Turnout was steady throughout the day Saturday, as 2,599 people cast ballots. That’s about the same as last year, said Town Clerk Mary-Anne Szeniawski.
Arguably the biggest draw this year was the School Committee races. In recent weeks, signs popped up all over town that drew attention to the school system’s proficiency-based learning curriculum. Parents are concerned about how it has been implemented in the ninth grade at York High School this year, as well as about the grading system that they say will put students at a competitive disadvantage when they apply to colleges.
Both Bachelder and Eneman expressed support for PBL; Schoff is more aligned with parents who question the efficacy of PBL.
At the polls Saturday night, Schoff said, “I think parents and some educators are not happy with the way that proficiency-based learning has been implemented and I think as word got out they wanted to see a fresh face in there, maybe someone who could make some change.”

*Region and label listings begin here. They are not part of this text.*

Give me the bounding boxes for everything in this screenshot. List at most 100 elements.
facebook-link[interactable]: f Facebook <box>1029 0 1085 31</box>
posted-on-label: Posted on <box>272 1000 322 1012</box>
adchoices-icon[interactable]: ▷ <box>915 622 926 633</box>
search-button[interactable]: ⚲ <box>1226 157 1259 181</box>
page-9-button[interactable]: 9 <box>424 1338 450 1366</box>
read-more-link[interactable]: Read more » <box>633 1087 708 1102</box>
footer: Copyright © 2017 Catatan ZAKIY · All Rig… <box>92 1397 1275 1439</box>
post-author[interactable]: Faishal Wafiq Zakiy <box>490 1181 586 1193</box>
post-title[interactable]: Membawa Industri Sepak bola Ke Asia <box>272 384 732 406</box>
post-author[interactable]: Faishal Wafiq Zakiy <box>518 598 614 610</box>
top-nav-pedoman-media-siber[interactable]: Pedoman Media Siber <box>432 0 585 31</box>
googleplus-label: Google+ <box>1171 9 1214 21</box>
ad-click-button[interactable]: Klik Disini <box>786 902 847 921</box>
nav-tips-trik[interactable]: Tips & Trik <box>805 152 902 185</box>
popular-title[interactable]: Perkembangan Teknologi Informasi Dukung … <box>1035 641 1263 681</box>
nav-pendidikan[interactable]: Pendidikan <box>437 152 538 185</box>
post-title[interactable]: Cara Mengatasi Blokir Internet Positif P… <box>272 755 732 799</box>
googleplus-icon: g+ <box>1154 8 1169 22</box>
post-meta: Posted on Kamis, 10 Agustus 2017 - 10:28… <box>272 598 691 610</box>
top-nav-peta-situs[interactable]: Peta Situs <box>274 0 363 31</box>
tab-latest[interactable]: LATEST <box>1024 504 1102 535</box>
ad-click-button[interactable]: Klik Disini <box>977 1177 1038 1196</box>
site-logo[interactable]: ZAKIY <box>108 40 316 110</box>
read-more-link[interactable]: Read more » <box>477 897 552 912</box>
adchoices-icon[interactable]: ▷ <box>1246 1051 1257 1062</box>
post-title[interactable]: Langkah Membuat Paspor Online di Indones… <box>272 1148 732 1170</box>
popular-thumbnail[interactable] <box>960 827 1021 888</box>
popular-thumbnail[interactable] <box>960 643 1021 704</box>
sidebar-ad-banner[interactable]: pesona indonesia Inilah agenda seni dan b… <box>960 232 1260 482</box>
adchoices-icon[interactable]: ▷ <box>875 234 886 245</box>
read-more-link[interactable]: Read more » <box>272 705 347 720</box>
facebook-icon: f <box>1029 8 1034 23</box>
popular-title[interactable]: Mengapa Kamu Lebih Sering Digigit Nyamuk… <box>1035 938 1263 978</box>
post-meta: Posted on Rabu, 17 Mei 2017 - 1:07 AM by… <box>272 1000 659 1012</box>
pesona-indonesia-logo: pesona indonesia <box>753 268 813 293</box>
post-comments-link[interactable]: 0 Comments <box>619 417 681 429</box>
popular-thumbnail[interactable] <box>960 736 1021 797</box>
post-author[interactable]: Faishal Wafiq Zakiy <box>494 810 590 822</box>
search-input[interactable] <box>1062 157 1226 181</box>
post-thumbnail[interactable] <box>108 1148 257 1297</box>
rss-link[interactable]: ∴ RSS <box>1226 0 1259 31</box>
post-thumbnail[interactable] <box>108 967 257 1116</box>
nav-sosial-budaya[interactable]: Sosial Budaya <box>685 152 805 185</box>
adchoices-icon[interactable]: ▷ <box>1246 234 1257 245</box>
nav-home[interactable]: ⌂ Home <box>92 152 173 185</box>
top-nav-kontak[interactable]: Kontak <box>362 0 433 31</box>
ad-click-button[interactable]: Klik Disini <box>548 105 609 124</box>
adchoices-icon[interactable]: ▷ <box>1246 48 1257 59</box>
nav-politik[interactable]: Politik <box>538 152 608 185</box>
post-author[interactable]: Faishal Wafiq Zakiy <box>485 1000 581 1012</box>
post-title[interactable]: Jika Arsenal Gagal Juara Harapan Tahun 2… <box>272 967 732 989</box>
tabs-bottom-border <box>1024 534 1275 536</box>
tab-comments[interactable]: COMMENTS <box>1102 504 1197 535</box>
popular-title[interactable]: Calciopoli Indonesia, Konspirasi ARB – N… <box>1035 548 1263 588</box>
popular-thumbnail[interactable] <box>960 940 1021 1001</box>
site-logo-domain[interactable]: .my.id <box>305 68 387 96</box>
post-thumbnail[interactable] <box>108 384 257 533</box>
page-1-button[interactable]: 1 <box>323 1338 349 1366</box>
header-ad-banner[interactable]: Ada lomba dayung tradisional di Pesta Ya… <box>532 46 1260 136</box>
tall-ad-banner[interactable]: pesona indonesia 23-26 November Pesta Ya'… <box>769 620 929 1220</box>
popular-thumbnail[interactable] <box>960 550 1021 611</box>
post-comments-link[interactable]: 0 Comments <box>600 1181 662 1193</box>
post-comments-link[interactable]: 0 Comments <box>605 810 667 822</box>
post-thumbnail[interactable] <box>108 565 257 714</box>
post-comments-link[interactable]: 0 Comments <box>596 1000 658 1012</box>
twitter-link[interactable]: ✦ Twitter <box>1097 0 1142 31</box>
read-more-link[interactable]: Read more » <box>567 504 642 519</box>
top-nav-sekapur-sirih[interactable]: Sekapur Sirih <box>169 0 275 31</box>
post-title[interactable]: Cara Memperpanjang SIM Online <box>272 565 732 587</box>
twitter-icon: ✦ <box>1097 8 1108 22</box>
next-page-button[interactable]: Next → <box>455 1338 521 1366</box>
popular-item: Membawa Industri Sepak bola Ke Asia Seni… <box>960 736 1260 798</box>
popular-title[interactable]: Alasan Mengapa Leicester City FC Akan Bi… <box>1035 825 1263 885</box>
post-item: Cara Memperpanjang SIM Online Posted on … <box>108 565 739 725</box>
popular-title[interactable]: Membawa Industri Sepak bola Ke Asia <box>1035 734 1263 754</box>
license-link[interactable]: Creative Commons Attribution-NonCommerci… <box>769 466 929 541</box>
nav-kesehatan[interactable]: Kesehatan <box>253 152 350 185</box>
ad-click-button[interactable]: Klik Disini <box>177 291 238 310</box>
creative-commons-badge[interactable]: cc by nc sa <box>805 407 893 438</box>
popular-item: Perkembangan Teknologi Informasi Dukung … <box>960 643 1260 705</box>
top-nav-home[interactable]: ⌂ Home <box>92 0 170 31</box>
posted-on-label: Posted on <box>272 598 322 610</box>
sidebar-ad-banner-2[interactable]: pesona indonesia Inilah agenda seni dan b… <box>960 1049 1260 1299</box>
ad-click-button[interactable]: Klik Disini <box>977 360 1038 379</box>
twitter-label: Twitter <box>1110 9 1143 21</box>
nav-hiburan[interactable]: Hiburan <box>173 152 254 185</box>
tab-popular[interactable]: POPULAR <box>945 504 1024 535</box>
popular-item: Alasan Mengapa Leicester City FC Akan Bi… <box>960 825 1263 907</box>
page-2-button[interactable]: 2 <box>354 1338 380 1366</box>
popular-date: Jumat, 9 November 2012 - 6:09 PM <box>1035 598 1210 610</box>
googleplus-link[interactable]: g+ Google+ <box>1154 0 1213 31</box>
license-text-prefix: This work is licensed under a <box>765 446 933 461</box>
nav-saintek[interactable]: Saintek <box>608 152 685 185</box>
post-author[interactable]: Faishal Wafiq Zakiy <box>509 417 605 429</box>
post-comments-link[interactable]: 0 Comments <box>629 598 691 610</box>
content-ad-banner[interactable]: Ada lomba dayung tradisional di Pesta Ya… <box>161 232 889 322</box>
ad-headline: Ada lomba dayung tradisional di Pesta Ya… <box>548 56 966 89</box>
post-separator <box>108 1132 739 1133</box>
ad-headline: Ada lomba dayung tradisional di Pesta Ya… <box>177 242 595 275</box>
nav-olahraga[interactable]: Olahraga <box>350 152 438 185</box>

Littlefield and Schmid, both running to fill a one-year unexpired term of former member Gary Phipps, have also raised questions about PBL, wanting to see better communication at the School Committee and school administration level.
So far this year, there has been no significant public outcry for or against either school or town spending, and that was reflected in the results Saturday as most articles passed by a 2-1 margin, some by 3-1 or more.
School spending for Fiscal Year 2019 is projected to be up 4.7 percent over this year. The key element in the coming year revolves around special education, which is budgeted to be increased by 26 percent, while the remaining budget remains level funded. The special education measure, Article 26, passed by a vote of 1,779 to 719.